Herd Immunity Strategy to Fight Coronavirus Can Be Dangerous, Experts Warn
TEHRAN (Tasnim) – The World Health Organization's technical lead for coronavirus response said that it's very dangerous to think about herd immunity in the natural sense of letting a virus run.
After months of effort to limit the spread of the coronavirus in the United States, herd immunity has emerged as a controversial topic.
White House Coronavirus Task Force member Dr. Scott Atlas responded to a report on Monday that claimed he is a proponent of a "herd immunity" strategy to combat COVID-19. "I've never advocated that strategy," Atlas said at a press conference in Florida, CNN reported.
Such an approach -- similar to what was pursued in Sweden -- would mean that many people nationwide would have to get sick with the coronavirus in order to build up a natural immunity across communities. As the virus spreads and sickens people, many could die in the process.
Atlas explicitly denied that he is pushing a herd immunity strategy, but an administration official told CNN all of the policies Atlas has pushed for are in the vein of a herd immunity strategy.
Atlas has rejected the need for widespread community testing, arguing that the administration should focus almost exclusively on protecting and testing elderly populations while pushing for the rest of the economy to return to normal, this official said.
"Everything he says and does points toward herd immunity," the senior administration official said.
About 2 million Americans could die in the effort to achieve herd immunity to the coronavirus, Dr. Leana Wen, emergency physician and CNN medical analyst, said on Monday.
Wen told CNN's Brianna Keilar that she has "huge concerns" about a herd immunity approach and much is still unknown about how long immunity to COVID-19 might last.

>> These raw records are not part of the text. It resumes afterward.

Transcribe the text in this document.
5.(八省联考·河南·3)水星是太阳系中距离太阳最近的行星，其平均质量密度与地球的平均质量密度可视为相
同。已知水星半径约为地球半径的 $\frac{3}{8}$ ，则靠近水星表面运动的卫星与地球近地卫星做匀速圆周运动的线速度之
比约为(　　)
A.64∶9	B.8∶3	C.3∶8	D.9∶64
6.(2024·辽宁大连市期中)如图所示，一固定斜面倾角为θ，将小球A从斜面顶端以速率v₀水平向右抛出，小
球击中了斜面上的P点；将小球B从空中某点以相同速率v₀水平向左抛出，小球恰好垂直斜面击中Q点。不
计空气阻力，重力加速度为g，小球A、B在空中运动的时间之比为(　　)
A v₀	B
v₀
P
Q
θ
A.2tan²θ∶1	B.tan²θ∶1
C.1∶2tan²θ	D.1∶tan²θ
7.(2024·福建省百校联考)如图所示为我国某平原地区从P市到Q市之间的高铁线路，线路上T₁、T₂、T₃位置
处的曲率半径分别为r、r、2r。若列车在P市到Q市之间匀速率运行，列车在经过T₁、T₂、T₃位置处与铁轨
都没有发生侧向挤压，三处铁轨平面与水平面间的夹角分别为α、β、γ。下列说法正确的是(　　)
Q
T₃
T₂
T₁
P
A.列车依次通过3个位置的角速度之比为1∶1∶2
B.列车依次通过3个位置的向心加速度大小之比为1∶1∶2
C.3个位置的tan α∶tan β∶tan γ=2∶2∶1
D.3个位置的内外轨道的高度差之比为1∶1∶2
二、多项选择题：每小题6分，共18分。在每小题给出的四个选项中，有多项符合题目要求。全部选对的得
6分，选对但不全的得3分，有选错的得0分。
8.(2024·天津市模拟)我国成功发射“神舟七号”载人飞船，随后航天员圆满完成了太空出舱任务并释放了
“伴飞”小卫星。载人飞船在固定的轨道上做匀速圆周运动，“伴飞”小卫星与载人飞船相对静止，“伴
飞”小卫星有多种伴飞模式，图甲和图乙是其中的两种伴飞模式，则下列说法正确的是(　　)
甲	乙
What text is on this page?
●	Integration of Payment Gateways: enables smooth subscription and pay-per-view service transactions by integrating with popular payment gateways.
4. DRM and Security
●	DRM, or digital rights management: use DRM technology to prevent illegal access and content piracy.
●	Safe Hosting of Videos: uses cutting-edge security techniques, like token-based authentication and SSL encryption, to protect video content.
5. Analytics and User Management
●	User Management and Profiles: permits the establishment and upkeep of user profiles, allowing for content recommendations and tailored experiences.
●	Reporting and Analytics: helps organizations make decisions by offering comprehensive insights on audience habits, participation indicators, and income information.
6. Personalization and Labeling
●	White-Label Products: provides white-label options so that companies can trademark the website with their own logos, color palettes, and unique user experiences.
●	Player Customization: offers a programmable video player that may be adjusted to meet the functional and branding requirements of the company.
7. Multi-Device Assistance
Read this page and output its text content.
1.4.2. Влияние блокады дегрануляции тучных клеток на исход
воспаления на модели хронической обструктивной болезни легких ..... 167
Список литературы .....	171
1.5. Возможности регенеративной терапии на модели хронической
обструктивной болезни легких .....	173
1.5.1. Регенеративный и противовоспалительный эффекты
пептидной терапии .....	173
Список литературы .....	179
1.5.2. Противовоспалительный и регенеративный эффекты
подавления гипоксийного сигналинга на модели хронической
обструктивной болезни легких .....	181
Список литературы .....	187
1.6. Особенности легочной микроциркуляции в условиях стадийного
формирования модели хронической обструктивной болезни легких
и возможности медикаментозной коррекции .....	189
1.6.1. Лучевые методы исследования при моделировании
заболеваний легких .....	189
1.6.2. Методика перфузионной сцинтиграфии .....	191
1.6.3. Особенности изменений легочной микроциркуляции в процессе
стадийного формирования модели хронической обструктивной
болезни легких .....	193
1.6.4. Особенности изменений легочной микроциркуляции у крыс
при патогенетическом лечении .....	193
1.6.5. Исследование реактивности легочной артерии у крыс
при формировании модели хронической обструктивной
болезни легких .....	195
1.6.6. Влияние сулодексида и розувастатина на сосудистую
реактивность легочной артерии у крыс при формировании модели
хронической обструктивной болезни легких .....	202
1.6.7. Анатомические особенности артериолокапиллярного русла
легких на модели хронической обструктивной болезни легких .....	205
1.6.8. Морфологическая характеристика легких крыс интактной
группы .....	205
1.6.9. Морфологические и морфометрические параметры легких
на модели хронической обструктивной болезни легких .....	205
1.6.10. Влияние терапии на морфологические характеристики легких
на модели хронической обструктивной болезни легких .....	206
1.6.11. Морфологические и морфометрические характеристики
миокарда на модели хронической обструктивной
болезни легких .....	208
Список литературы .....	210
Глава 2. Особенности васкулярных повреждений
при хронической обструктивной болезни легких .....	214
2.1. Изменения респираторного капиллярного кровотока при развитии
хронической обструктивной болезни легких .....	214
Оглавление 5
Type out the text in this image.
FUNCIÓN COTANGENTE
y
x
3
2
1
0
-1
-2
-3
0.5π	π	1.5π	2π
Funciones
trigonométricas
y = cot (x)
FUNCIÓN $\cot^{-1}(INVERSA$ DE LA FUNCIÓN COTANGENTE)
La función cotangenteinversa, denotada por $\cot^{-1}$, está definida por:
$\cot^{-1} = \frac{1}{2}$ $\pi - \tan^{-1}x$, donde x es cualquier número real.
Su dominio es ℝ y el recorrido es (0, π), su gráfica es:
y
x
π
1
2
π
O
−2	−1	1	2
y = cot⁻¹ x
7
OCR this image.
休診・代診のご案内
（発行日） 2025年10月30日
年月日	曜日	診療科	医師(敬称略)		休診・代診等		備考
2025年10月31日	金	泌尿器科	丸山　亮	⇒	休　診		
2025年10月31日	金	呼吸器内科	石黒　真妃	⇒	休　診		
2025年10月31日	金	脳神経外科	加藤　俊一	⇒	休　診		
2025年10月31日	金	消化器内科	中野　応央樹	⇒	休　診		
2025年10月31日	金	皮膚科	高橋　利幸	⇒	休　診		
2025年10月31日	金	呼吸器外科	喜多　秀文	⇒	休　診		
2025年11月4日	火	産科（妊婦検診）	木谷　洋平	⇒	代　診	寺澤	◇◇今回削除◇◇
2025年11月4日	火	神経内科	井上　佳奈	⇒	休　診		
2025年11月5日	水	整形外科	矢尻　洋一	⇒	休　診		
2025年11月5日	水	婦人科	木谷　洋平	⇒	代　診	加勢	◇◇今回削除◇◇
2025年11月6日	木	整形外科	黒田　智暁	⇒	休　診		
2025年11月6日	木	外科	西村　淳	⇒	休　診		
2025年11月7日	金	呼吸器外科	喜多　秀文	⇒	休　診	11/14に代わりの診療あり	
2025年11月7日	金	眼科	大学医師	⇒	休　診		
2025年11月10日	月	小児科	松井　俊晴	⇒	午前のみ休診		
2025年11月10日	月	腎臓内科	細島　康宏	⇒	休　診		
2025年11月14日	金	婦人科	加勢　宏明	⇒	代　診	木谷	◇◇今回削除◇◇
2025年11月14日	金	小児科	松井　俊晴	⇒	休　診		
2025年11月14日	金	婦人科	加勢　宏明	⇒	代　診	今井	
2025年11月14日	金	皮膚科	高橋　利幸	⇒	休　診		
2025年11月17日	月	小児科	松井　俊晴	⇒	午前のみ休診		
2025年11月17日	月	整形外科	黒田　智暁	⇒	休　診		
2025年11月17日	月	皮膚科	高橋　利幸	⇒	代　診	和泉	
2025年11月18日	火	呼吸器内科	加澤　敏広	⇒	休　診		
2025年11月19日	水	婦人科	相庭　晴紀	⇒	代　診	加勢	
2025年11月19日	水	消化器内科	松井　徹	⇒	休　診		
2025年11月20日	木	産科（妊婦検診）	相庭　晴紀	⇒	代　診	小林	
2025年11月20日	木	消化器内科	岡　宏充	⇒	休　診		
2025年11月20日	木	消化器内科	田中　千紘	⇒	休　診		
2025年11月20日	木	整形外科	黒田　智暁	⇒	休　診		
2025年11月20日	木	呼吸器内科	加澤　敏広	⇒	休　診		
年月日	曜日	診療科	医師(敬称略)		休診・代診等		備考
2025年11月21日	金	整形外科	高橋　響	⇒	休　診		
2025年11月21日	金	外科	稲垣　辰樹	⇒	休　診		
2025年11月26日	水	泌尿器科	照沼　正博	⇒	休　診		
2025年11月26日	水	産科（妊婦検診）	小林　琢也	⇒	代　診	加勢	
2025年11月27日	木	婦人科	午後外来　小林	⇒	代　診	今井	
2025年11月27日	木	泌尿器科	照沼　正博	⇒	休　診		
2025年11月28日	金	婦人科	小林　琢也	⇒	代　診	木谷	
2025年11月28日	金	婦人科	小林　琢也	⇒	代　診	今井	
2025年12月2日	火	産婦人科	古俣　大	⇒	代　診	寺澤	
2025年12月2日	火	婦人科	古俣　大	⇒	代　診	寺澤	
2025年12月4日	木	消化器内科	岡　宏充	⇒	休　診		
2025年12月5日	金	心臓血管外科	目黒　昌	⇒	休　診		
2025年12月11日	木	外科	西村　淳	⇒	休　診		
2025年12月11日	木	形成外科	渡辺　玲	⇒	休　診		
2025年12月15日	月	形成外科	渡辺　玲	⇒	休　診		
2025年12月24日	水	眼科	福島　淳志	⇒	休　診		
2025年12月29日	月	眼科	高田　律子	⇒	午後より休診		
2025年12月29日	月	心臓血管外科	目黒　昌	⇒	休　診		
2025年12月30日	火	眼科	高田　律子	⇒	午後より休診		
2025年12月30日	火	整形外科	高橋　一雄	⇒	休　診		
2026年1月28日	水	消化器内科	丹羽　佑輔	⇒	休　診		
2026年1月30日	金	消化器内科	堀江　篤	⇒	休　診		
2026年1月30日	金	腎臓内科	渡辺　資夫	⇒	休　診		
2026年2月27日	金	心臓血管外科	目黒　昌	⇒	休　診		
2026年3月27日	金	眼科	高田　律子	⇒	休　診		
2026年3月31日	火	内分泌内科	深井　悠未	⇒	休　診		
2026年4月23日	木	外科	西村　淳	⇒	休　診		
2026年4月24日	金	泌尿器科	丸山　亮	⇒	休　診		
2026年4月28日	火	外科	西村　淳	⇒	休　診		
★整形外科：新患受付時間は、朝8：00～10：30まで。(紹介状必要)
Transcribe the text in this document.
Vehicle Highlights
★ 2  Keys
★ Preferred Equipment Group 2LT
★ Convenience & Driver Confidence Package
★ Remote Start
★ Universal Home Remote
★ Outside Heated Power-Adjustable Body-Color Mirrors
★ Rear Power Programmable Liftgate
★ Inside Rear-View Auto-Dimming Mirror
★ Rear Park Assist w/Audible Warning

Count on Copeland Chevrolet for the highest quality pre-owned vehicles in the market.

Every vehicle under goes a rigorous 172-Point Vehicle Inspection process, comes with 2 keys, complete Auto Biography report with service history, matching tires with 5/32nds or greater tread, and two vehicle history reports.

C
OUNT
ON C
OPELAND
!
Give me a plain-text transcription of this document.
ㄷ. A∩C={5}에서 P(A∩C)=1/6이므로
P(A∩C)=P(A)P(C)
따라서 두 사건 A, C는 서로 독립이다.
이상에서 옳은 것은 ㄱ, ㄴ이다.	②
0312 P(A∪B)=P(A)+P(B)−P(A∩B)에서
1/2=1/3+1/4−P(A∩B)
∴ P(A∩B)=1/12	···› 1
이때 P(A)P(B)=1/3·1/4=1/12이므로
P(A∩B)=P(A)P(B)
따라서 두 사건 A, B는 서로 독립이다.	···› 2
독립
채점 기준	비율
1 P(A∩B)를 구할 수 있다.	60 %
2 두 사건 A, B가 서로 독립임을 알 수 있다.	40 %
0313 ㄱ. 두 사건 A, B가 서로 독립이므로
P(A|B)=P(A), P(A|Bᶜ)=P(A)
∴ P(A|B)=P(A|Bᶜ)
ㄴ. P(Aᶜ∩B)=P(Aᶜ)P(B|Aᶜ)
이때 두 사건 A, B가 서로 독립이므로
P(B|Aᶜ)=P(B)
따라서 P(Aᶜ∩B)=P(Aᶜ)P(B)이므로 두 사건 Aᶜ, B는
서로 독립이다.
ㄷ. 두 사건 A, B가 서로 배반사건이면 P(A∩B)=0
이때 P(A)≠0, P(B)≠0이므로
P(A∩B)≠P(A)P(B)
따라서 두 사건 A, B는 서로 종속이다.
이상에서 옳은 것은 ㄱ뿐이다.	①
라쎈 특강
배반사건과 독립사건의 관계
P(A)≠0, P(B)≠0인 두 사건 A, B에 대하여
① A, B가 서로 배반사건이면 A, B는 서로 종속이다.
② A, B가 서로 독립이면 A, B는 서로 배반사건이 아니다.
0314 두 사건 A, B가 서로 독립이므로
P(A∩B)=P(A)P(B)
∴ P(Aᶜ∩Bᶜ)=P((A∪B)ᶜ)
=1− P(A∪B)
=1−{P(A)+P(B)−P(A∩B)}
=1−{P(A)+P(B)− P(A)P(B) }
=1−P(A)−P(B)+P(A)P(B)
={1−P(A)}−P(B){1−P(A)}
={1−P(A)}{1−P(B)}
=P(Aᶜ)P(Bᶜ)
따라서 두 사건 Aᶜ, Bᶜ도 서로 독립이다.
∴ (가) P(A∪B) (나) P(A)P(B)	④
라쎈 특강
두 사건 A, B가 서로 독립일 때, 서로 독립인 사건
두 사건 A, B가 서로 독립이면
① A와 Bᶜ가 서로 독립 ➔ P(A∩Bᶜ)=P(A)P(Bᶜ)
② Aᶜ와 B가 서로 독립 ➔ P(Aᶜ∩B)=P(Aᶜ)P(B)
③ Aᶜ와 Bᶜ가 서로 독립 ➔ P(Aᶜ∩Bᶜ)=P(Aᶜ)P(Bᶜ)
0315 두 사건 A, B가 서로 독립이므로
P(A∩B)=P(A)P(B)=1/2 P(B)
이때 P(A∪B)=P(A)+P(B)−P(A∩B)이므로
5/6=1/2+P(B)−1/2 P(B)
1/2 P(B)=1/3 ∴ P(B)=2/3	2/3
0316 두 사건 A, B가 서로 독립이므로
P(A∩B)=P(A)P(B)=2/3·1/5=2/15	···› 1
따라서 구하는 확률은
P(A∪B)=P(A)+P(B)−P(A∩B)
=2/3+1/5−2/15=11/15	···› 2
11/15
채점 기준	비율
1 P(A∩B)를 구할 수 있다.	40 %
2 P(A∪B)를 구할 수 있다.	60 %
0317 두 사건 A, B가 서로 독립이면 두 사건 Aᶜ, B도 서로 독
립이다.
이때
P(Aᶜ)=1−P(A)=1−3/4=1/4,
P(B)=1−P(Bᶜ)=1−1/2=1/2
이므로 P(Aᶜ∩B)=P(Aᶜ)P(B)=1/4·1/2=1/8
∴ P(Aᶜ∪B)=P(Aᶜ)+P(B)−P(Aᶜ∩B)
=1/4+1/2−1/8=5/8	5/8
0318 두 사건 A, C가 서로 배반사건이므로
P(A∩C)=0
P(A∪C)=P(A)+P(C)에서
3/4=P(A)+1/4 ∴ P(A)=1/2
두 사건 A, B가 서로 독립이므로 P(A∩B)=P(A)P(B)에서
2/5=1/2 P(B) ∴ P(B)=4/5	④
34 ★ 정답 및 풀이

"If we're waiting until 60% to 80% of people have it, we're talking about 200 million-plus Americans getting this -- and at a fatality rate of 1%, let's say, that's 2 million Americans who will die in this effort to try to get herd immunity," Wen said. "Those are preventable deaths of our loved ones that we can just not let happen under our watch."
Maria Van Kerkhove, the World Health Organization's technical lead for coronavirus response, said during a media briefing in Geneva last week that "herd immunity" is typically discussed in the context of vaccinations -- not as a response to a pandemic.
"Normally when we talk about herd immunity, we talk about how much of the population needs to be vaccinated to have immunity to the virus, to the pathogen, so that transmission can no longer take place or it's very difficult for a virus or a pathogen to transmit between people," Van Kerkhove said.
"If we think about herd immunity in the natural sense of just letting a virus run, it's very dangerous," she said. "That means that many people are infected, many people will need hospitalizations and many people will die."
Herd immunity refers to a specific threshold of protection needed for a certain population or community to have against an infectious disease to keep it at bay -- and that protection can come from either prior infections or vaccination, Dr. Amesh Adalja, senior scholar at the Johns Hopkins University Center for Health Security, told CNN on Monday.